More recently, it has been contended that Africa, because of its ethnic tensions and pockets of archaic tribalism, has been left behind in the recent waves of economic development and prosperity. But Acemoğlu and Robinson refuse this assessment. What Africa is lacking, according to their opinion, is not the right culture but the right institutions. Were one to group the continent as a whole into some lost cause of cultural ignorance and incompetence, then what explains the success of Botswana and South Africa in the past years when compared to a considerable number of world countries? The authors make an ultimately convincing case against the Cultural Hypothesis by comparing specific countries’ development, not just whole continents like Africa with the Western hemisphere.
Geography Theory
But the cultural theory is not the sole subject of Acemoğlu and Robinson’s criticisms. In fact, they believe their main adversary is the Geography Theory, devised by Jeffery Sachs, an economist at Columbia University, and Jared Diamond, a UCLA geographer best know for his work Guns, Germs, and Steel. Both Sachs and Diamond talk about “geographical luck,” whereby a country’s economic development is largely determined by their position on the globe. Being landlocked, and thus having no direct way of accessing other resources but your own, for example, affects the way a country develops. Where you are determines what you can do, and thus how you can grow economically. This holds true for a many countries.

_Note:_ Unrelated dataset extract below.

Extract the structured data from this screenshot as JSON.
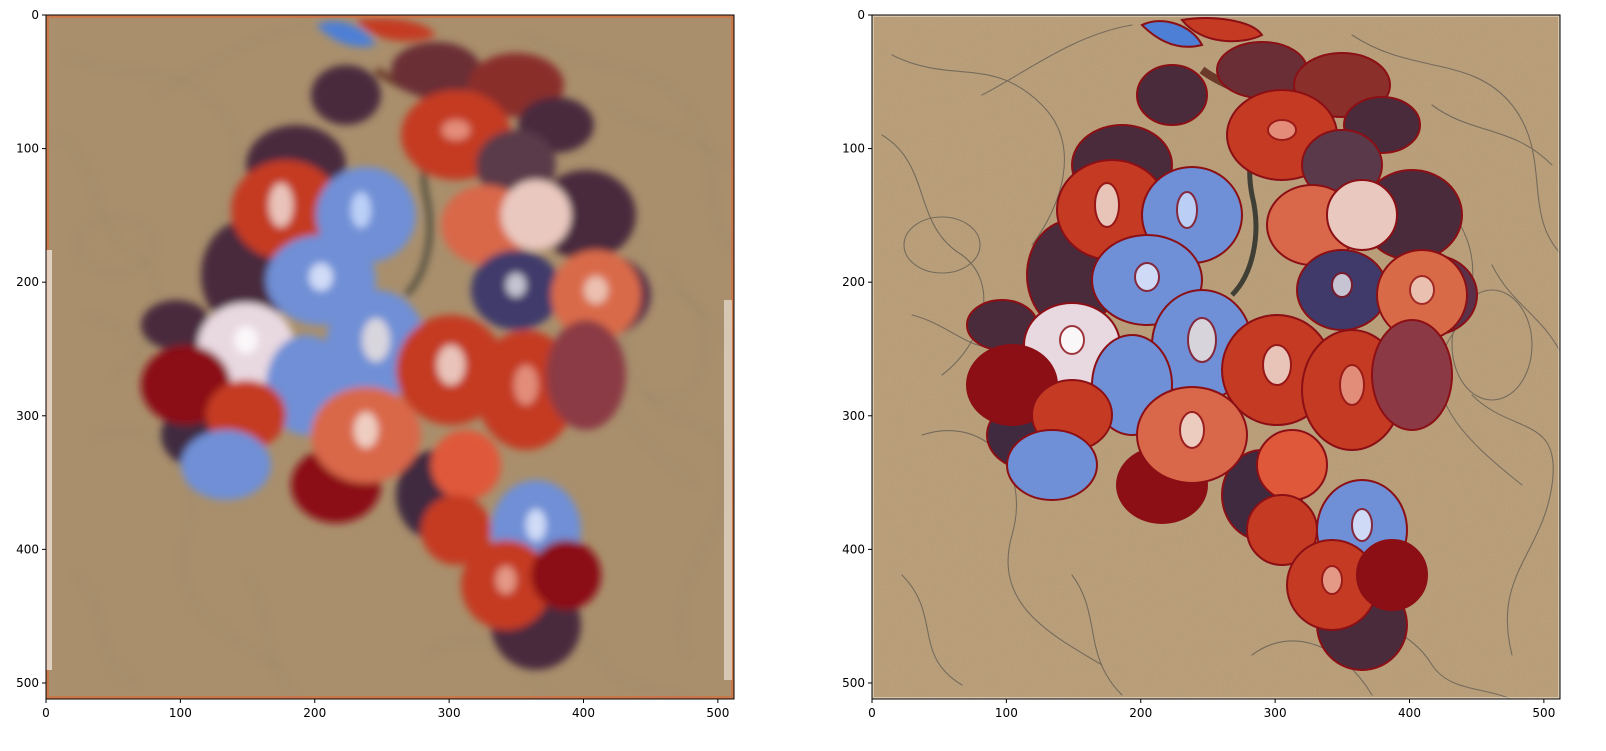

Nevertheless, the authors of Why Nations Fail dismiss this theory. Taking a historical perspective, Acemoğlu and Robinson contend that a considerable number of countries that were once very prosperous, though not in what is today considered a “geographically advantageous” position, stopped developing once they were colonized and forced into extractive institutions by Western empires. Such was the case for what is now Brazil and Mexico. Further, they mention the case of South Korea, which shares the same culture and geographical characteristics as North Korea, and yet is more prosperous than its more northerly neighbor. Institutions, not placement on the map, were decisive in these instances.
Sachs and Diamond, however, have far more data on their side . Using the Swedish Karolinks Institute of Medicine interactive website, Gapminder, one can readily see that over half of the poor and underdeveloped countries in today’s economy are landlocked, or located on islands far from a mainland. For geography theorists it is probably not surprising to notice that “coastline” nations have higher GDPs and standards of living, whereas “landlocked” countries and isolated islands tend to rank at the bottom of these metric. This is not to say that geography is everything, of course. But it certainly remains an important factor that can make a superpower—or break a small country.

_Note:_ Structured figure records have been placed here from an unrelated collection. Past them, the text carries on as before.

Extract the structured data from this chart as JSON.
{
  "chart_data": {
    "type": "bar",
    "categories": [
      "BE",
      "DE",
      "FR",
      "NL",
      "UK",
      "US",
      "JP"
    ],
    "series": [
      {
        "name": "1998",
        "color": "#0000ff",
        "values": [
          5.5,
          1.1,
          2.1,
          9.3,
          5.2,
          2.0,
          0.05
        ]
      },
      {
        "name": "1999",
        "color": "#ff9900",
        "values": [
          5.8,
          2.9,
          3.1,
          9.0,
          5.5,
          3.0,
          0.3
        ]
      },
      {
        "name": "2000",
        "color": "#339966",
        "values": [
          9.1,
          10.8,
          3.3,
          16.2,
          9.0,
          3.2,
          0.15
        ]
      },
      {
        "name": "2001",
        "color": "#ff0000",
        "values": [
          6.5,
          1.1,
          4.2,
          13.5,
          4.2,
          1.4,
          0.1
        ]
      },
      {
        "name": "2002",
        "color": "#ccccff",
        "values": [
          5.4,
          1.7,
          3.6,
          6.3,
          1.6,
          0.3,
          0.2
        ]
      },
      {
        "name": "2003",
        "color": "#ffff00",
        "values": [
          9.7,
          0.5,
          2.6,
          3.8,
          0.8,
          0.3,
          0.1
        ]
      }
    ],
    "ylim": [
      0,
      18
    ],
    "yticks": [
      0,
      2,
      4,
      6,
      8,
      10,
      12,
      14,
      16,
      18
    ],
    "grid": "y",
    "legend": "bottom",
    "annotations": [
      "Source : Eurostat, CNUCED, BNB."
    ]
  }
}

Understanding prosperity and poverty: Too big of a goal?
Acemoğlu and Robinson focus too much on two things: historical events and attacking, in their words, “theories that don’t work.” In general, it is easy for one to agree that institutions matter for why countries flounder or flourish. In numerous occasions we see them stopping what could be prosperous possibilities. But the authors’ simplistically institutional and historical account ultimately falls short, not only because it is too narrow, but also because it raises more questions than it answers: Can there only be one theory that explains development? And what lies behind extractive institutions? Is it human failure at base? Or just historical contingency? A book that claims to explain why nations fail must succeed in solving these complex puzzles.